A par de sua ineficiência em combater a inflação, por uma série de medidas – como através de decreto em que buscou enfeixar todos os poderes, em seguida a aprovação da nova Constituição de forma pouco democrática, e por último a sua incapacidade em apresentar-se como um líder de todos os egípcios – o presidente Morsi reduziu, de alguma maneira, a duração de seu governo a um ano.
A princípio a intervenção dos militares – com exceção da Fraternidade, que apóia Morsi – foi bem recebida pela maioria do povo. No entanto, apesar de haver nomeado um governo provisório, o alto comando vem transmitindo com progressiva intensidade a impressão de que quem realmente manda naquela milenar terra, que Heródoto chamou dádiva do Nilo, continua sendo o militar, ora representado pelo Comandante em chefe, General Abdul-Fattah el-Sisi.
Por quanto tempo el-Sisi ficará no poder é uma questão em aberto. O último comandante militar, que era vice de outro militar (Anuar Sadat) ficou como presidente por cerca de trinta anos. O seu nome é Hosni Mubarak.

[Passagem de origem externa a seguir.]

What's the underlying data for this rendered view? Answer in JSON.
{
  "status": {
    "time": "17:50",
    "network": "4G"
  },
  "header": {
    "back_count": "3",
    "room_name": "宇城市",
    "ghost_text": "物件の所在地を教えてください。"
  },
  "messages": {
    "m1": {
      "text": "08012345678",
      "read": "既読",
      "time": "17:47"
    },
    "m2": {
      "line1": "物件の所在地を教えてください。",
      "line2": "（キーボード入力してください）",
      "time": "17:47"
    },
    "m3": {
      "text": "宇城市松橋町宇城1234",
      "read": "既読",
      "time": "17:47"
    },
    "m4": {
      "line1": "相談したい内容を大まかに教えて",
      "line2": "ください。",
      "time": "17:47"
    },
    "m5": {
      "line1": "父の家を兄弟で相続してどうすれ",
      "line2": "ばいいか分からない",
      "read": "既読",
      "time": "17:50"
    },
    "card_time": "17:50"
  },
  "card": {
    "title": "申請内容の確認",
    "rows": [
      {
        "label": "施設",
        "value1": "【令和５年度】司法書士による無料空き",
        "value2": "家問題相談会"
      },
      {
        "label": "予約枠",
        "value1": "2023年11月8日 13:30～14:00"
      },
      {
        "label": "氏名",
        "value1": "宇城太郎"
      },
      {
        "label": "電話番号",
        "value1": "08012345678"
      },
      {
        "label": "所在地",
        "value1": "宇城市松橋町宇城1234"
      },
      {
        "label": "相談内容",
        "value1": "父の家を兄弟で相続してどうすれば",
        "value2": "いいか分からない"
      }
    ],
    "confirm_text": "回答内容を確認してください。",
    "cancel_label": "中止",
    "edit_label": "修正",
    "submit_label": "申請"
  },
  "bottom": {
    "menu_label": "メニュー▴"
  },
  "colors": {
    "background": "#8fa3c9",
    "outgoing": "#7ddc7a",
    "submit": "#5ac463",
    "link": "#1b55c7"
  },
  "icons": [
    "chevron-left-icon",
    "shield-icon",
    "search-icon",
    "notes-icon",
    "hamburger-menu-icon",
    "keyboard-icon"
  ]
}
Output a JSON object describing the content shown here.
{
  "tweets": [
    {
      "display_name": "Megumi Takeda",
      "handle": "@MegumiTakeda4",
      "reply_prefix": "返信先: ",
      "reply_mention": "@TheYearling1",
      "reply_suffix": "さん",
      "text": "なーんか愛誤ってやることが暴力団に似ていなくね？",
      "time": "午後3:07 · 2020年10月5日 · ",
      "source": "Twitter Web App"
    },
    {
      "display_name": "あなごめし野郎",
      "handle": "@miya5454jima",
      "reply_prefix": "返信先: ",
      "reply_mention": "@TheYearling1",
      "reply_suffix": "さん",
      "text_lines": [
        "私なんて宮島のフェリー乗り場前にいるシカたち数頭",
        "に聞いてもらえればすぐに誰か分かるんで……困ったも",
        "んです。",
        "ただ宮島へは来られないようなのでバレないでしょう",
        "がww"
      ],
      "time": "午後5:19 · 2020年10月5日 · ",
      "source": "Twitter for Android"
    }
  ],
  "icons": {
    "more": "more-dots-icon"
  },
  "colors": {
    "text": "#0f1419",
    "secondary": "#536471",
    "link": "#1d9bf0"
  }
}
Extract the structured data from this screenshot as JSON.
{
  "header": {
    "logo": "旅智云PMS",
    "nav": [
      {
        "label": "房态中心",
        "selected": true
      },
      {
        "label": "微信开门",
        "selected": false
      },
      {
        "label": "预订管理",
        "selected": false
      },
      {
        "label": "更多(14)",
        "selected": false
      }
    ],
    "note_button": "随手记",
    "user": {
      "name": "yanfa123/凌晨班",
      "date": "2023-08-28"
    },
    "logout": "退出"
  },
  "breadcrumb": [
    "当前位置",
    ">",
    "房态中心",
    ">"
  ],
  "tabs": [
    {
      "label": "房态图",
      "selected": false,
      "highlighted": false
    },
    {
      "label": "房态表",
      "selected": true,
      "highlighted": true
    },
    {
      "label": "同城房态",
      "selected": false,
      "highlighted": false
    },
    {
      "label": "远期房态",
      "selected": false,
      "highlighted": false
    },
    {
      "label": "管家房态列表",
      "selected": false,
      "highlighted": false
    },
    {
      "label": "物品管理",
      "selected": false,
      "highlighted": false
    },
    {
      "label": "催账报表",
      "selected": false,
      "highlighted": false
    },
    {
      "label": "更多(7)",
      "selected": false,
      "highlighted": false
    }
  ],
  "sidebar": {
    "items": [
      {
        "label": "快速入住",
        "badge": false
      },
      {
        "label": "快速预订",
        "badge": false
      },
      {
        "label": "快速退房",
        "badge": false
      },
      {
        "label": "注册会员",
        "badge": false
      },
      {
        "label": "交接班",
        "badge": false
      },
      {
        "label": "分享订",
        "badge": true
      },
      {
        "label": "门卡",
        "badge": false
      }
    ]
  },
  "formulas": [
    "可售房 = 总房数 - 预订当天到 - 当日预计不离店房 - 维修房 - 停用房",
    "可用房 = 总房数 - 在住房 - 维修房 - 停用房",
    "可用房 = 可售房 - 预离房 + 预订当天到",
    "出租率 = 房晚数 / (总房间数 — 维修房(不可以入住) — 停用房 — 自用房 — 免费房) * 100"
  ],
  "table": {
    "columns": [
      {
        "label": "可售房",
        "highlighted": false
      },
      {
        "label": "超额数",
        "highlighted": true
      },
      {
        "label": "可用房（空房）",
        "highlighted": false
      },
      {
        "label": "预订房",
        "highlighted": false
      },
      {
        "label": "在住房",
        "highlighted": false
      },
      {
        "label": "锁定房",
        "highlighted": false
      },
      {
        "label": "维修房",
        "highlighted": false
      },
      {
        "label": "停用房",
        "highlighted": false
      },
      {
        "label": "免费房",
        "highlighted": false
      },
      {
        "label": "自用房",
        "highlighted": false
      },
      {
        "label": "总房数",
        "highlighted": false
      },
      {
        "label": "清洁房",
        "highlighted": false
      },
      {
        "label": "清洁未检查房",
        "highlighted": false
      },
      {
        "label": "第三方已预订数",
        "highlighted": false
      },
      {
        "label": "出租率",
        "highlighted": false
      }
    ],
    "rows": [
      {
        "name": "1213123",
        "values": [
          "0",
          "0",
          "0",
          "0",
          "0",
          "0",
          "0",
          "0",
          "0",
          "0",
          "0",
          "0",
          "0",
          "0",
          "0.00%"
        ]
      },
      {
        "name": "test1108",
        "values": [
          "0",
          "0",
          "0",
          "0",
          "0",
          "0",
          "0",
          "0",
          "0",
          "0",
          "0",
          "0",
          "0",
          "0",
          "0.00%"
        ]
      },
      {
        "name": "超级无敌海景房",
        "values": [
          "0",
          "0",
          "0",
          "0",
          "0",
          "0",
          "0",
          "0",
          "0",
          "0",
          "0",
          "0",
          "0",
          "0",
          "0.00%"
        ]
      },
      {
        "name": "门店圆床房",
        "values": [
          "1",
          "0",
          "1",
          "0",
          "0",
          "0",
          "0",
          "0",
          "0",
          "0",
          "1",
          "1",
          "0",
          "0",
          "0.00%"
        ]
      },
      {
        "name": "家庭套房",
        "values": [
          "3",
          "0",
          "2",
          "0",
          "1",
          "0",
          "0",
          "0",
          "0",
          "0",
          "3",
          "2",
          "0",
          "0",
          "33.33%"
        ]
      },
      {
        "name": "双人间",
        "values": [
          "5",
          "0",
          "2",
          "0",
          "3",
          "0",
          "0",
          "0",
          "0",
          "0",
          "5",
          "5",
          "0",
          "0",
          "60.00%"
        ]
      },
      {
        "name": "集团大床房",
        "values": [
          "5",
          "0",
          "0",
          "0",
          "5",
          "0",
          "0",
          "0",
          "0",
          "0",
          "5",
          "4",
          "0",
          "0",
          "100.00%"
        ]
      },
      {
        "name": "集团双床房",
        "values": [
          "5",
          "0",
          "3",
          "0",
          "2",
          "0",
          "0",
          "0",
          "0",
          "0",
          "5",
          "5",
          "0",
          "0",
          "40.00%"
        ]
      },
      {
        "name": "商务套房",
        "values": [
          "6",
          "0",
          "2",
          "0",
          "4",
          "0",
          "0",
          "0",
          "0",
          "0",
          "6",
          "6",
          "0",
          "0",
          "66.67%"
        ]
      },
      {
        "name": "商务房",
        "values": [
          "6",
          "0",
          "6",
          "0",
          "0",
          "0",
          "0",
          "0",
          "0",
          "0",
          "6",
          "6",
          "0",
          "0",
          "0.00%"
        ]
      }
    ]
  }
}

A violência, sem embargo, preocupa e muito. Nos últimos distúrbios, respondendo às pedras lançadas pelos partidários do presidente deposto (e preso) Morsi, a resposta dos militares foi à bala, e houve 72 mortos. É conhecida a dificuldade que os militares têm em lidar com a oposição. O balanço dessa ‘operação’ já mostra que a turma fardada nada aprendeu com as manifestações da praça Tahrir. É difícil imaginar que o general el-Sisi logrará cimentar o próprio poder com uma tal dificuldade em lidar com a pressão das oposições.